Industry Insights: Let’s get busy this year

2018 could see big shifts in consumer expectations

Nobody can be sure what will happen in banking in a volatile economic climate like this 2018 year. Investors are biting their nails waiting for a recession. Realtors debate whether the next inevitable housing bubble will burst this year, or next. Consumers don’t know whether they will have more money to spend or less, but their debts are starting to pinch again. Trade deficits! Changing regulations! What’s next—robots with bank accounts?

Meanwhile, we at Alogent spend a lot of time looking at trends and listening to banks and credit unions—our customers. But we always come back to looking at their customers, or at least looking at financial institutions through their eyes. We scour the studies being done, the results our own clients are getting and why. Okay, we admit it: we harp on this theme.
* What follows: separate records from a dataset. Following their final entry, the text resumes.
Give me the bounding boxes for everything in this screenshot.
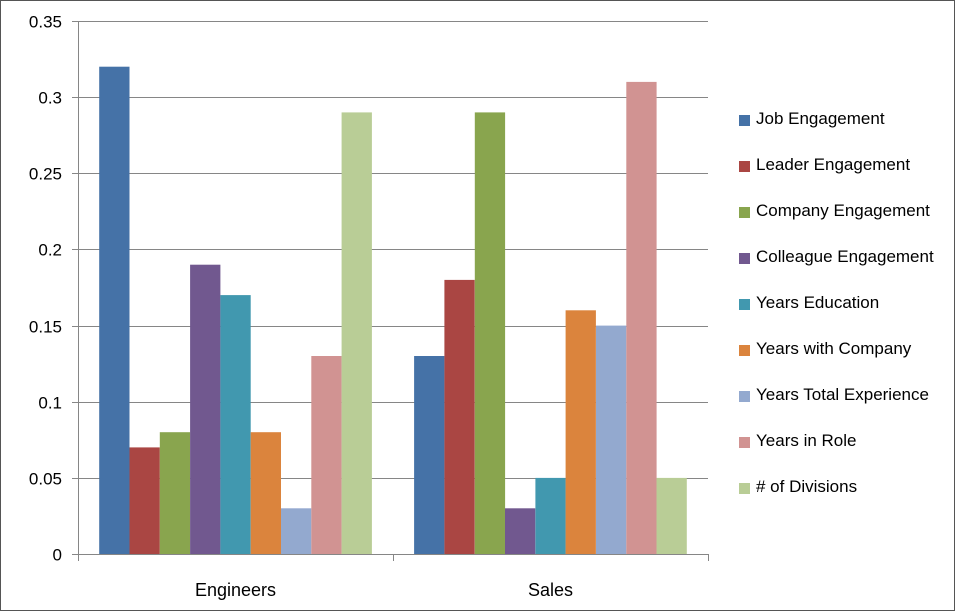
bar-years-total-experience-sales xyxy=(596,325,627,554)
x-category-label: Sales xyxy=(528,580,573,600)
axis-labels: 0 0.05 0.1 0.15 0.2 0.25 0.3 0.35 Engineers Sales xyxy=(29,13,573,601)
bar-company-engagement-engineers xyxy=(159,432,191,554)
bar-leader-engagement-sales xyxy=(444,279,475,554)
y-tick-label: 0 xyxy=(53,546,62,565)
bar-colleague-engagement-sales xyxy=(505,508,536,554)
legend-swatch xyxy=(739,299,750,310)
legend-swatch xyxy=(739,437,750,448)
legend-item: Leader Engagement xyxy=(739,153,954,199)
bar-leader-engagement-engineers xyxy=(129,447,160,554)
legend-swatch xyxy=(739,391,750,402)
legend-item: # of Divisions xyxy=(739,475,954,521)
bar-of-divisions-engineers xyxy=(341,112,372,555)
legend-item: Years Education xyxy=(739,291,954,337)
y-tick-label: 0.25 xyxy=(29,165,62,184)
y-tick-label: 0.05 xyxy=(29,470,62,489)
bar-job-engagement-sales xyxy=(414,356,445,554)
legend-label: # of Divisions xyxy=(756,477,858,496)
legend-item: Years in Role xyxy=(739,429,954,475)
legend-label: Leader Engagement xyxy=(756,155,911,174)
legend-swatch xyxy=(739,483,750,494)
bar-years-education-sales xyxy=(535,477,566,554)
legend-swatch xyxy=(739,253,750,264)
legend-swatch xyxy=(739,345,750,356)
legend-label: Years Education xyxy=(756,293,880,312)
bar-job-engagement-engineers xyxy=(99,66,130,554)
bar-colleague-engagement-engineers xyxy=(190,264,221,554)
bar-company-engagement-sales xyxy=(474,112,506,555)
y-tick-label: 0.35 xyxy=(29,13,62,32)
legend: Job Engagement Leader Engagement Company E… xyxy=(739,107,954,521)
legend-swatch xyxy=(739,207,750,218)
legend-item: Years with Company xyxy=(739,337,954,383)
legend-item: Company Engagement xyxy=(739,199,954,245)
legend-item: Job Engagement xyxy=(739,107,954,153)
y-tick-label: 0.3 xyxy=(38,89,62,108)
legend-label: Company Engagement xyxy=(756,201,930,220)
legend-swatch xyxy=(739,161,750,172)
legend-label: Years in Role xyxy=(756,431,857,450)
legend-label: Years Total Experience xyxy=(756,385,929,404)
y-tick-label: 0.1 xyxy=(38,394,62,413)
bar-years-education-engineers xyxy=(220,295,251,554)
y-tick-label: 0.15 xyxy=(29,318,62,337)
bar-years-with-company-sales xyxy=(565,310,596,554)
bar-years-in-role-sales xyxy=(626,81,657,555)
bar-of-divisions-sales xyxy=(656,477,687,554)
bar-years-in-role-engineers xyxy=(311,356,342,554)
legend-label: Colleague Engagement xyxy=(756,247,934,266)
bar-years-with-company-engineers xyxy=(250,432,281,554)
axes xyxy=(72,21,709,561)
gridlines xyxy=(78,21,708,479)
x-category-label: Engineers xyxy=(195,580,276,600)
legend-label: Job Engagement xyxy=(756,109,885,128)
bars xyxy=(99,66,687,555)
bar-years-total-experience-engineers xyxy=(281,508,312,554)
legend-swatch xyxy=(739,115,750,126)
legend-item: Colleague Engagement xyxy=(739,245,954,291)
legend-label: Years with Company xyxy=(756,339,912,358)
legend-item: Years Total Experience xyxy=(739,383,954,429)
y-tick-label: 0.2 xyxy=(38,241,62,260)
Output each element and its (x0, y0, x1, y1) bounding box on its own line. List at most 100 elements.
That’s because we see how effective consumers have learned to be at driving the evolution of most marketplaces. Technologies aren’t the primary drivers. It takes everything we’ve got (which is a lot) to stay out in front of the technology curve. Institutions certainly aren’t the main drivers, though we offer kudos to the many individual banks and credit unions that are boldly experimenting with new services and approaches.

But the push and pull of tech developments and the cadence of institutional vision-seeking—crucially important as those are—ultimately take a back seat to consumer shifts in behavior and demands. They’re just not sitting around taking what they are offered any more.